Sur le coup de midi, le ciel de Panama était toujours dégagé et le soleil, brûlant et jusque-là tapi derrière des gratte-ciel, semblait se réverbérer sur les trottoirs. Au fil du boulevard, les autobus lâchaient dans l’air de longs panaches polluants. Des passagers montaient, d’autres descendaient et derrière les vitres poussiéreuses, on parvenait à distinguer les voyageurs, le regard perdu sur un point indéfini de l’horizon. Certains essuyaient la sueur de leur cou avec un mouchoir, d’autres s’éventaient le visage avec un vieux journal, comme terrassés par la chaleur qui semblait accrochée à l’intérieur des choses. Les visages reflétaient des origines diverses, africaine, indienne, asiatique ou métissée. "Le Panama s’enorgueillit d’une aussi grande variété d’humains que d’oiseaux", plaisantait à ce sujet Angèl, un professeur d’université rencontré la veille, du côté du Casco Viejo. Certains d’entre eux étaient les descendants d’esclaves, d’autres tout comme, leurs ancêtres ayant été expédiés ici par dizaines de milliers pour construire le canal, l’un des plus vastes chantiers contemporains.

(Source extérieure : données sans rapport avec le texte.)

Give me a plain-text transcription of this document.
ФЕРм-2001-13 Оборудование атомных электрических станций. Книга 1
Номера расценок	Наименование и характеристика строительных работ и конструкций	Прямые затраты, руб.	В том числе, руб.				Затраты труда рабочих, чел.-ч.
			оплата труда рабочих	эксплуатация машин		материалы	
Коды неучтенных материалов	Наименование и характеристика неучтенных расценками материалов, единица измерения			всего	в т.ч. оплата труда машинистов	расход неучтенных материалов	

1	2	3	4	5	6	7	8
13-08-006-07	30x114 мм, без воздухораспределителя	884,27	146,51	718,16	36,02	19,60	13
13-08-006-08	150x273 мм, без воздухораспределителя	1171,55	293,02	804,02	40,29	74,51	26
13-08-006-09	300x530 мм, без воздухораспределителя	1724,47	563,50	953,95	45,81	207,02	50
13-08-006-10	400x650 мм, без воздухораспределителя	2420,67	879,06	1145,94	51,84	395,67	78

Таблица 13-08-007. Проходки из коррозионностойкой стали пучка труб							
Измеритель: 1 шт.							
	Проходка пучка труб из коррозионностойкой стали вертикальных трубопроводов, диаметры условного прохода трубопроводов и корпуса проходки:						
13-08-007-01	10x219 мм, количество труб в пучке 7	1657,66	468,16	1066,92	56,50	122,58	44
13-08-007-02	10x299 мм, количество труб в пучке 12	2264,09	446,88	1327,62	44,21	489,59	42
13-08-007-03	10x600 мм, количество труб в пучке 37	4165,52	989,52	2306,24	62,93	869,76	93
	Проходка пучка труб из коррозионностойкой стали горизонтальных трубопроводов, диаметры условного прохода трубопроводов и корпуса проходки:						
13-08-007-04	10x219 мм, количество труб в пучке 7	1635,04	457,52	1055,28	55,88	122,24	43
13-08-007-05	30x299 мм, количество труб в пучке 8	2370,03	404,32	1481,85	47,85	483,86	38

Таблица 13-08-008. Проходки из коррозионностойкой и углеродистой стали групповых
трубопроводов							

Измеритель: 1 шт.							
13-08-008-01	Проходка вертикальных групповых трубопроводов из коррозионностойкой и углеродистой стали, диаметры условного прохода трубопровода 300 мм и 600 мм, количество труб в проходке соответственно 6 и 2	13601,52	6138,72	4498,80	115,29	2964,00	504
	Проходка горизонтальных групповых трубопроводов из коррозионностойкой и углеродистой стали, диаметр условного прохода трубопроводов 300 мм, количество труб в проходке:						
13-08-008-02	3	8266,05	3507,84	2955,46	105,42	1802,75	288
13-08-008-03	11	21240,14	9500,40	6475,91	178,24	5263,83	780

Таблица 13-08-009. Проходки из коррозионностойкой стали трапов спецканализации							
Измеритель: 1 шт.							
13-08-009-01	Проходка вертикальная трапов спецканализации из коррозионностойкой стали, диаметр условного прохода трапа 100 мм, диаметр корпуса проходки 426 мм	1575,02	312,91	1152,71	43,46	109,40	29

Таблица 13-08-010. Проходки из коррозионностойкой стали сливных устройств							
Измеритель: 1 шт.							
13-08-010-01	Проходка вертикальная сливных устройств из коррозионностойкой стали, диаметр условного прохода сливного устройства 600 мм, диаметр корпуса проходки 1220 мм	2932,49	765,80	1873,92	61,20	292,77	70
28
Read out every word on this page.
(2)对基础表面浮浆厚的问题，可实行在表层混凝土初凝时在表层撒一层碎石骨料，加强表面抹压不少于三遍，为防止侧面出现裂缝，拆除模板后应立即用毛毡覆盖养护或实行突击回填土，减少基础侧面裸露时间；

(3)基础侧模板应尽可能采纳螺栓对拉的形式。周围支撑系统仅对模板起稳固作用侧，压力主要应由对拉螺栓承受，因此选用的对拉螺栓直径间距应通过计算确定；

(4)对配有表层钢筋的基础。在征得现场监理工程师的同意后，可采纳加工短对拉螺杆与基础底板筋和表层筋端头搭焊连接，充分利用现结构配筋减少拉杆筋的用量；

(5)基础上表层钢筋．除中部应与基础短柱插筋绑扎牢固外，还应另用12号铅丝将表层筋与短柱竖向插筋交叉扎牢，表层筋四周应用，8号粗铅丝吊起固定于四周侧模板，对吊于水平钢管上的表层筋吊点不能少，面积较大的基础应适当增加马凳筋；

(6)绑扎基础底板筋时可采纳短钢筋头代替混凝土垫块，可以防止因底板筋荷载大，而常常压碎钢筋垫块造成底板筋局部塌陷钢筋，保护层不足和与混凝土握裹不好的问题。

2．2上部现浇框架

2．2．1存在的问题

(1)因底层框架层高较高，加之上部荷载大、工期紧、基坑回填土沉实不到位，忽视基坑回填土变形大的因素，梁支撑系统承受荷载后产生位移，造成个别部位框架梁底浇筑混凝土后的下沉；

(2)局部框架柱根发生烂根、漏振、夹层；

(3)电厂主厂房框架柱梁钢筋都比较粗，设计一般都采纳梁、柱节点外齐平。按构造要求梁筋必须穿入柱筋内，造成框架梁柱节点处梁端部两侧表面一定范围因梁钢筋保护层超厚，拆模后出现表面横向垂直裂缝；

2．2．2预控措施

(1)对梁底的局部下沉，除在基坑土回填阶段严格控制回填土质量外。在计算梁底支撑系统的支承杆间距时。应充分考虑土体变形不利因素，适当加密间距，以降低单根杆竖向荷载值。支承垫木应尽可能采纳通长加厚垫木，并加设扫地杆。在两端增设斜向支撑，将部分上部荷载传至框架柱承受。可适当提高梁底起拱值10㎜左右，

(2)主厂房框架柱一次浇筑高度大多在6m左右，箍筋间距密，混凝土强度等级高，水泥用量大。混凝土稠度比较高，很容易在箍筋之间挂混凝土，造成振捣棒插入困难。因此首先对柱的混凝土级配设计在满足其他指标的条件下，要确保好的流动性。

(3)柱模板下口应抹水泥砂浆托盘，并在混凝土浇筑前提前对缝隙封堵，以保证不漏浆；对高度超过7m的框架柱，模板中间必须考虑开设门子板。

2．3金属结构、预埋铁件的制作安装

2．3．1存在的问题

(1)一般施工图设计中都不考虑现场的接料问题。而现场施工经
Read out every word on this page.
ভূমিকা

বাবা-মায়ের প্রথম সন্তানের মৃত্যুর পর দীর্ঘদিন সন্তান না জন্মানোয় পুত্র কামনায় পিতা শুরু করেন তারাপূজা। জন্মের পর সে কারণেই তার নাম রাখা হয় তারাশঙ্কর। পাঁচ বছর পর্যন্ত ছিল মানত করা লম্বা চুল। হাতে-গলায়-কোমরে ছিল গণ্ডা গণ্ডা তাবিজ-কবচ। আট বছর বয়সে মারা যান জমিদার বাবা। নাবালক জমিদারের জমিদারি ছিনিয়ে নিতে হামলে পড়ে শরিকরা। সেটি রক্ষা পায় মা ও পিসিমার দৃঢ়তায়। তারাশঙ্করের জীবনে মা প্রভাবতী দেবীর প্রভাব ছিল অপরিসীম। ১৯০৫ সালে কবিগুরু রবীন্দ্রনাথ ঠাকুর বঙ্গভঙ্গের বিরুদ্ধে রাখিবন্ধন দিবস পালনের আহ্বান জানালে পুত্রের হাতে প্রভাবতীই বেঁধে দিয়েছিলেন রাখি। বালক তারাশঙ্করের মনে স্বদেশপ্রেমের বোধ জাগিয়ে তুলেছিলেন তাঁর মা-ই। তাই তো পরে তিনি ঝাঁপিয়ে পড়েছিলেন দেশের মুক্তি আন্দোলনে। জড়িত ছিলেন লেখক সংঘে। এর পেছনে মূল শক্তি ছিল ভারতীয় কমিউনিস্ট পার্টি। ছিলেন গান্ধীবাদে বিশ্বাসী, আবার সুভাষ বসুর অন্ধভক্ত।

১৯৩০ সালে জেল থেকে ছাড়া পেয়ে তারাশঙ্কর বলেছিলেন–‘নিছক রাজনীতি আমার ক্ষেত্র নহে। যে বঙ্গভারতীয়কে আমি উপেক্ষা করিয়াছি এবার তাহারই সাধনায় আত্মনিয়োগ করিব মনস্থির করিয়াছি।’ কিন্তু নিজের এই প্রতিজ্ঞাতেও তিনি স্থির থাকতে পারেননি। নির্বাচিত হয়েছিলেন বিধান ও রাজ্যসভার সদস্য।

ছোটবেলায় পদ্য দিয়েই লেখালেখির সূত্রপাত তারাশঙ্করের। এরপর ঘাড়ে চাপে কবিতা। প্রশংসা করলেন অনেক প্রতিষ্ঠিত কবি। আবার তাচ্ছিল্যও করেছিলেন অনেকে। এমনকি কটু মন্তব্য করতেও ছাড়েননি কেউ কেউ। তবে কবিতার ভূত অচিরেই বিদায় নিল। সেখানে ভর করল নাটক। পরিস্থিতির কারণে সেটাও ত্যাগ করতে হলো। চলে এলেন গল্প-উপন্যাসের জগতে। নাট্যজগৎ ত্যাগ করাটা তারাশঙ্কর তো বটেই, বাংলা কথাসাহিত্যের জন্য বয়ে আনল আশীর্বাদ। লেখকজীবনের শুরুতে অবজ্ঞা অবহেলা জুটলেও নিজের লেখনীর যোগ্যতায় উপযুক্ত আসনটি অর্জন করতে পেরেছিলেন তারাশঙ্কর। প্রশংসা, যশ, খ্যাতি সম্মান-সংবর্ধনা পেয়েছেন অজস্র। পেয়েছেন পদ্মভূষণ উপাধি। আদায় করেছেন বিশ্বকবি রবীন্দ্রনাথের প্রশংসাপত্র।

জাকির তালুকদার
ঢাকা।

Franck Villard, 47 ans, aurait pu avoir une vie d’expat’ comme une autre, se complaire dans les plaisirs lascifs que le Panama sait offrir à ceux pouvant encore se les payer, griller ses Marlboro en priant pour qu’elles lui accordent une clémence chez elles plutôt inhabituelle, ou vider des caisses de rhum sur des îles où pleuvent les dollars, le week-end. Mais Villard, ancien trois-quarts centre de Nîmes, fils d’un ancien cacique de la DNACG et père de deux enfants, surgit souvent là où on ne l’attend pas. Sa carrière, longue comme le pont du Clémenceau, a ainsi démarré par des petits rôles dans des séries sans relief (Hélène et les Garçons…), s’est poursuivie par l’écriture de plusieurs pièces de théâtre pour finalement s’accomplir dans le commerce international. Aujourd’hui à l’abri du besoin, Franck Villard s’est installé depuis dix ans au Panama. "Un jour, raconte-t-il en préambule, une amie qui bossait dans une ONG m’a amené visiter un orphelinat. Deux heures après en être sorti, je me suis mis à pleurer de façon inexplicable. Je me suis comme vidé de mes larmes." Passé le choc initial, Franck Villard a alors décidé de venir en aide aux plus démunis, dans un pays qui en compte plusieurs millions : au Panama, où le salaire moyen est de 400 euros par mois, 60 % de la population vit en effet au-dessous du seuil de pauvreté. Et tous les jours, des immigrés du Vénézuela, du Salvador et de Colombie viennent grossir les bidonvilles entourant des immeubles "upper class" où le loyer le plus bas flirte avec les 8 000 euros mensuels, les buildings des banques internationales et les cabinets d’avocats véreux. Tous les jours, la cote de popularité des nationalistes augmente un peu plus, la criminalité monte en flèche et la corruption garde un rythme plutôt soutenu, dans un pays considéré encore aujourd’hui par la France comme un paradis fiscal.

La guerre des gangs

Seul ou presque, Villard a créé il y a deux ans l’association Descalzos, une ONG venant en aide aux mômes nés du mauvais côté du canal, dans des quartiers comme San Miguelito où la violence domestique touchait l’an passé 78 % des foyers. "Descalzos" ? Oui, comme "pieds nus". "L’un de nos premiers tournois de rugby a rassemblé l’an passé près de 600 gamins, poursuit Villard. Pour être au top, les petits avaient récupéré dans leurs quartiers des chaussures que les adultes ne mettaient plus. Vous pensez bien que dans du 42, ils nageaient dedans." Alors, les enfants ont joué au rugby comme ils jouent au foot ou au volley, sans tissu ni lacets. Villard enchaîne : "Je prends une place qui n’était jusque-là occupée par personne. Chez nous, World Rugby ne vient jamais ou presque. Et la Fédération de rugby panaméenne compte douze licenciés chez les jeunes…"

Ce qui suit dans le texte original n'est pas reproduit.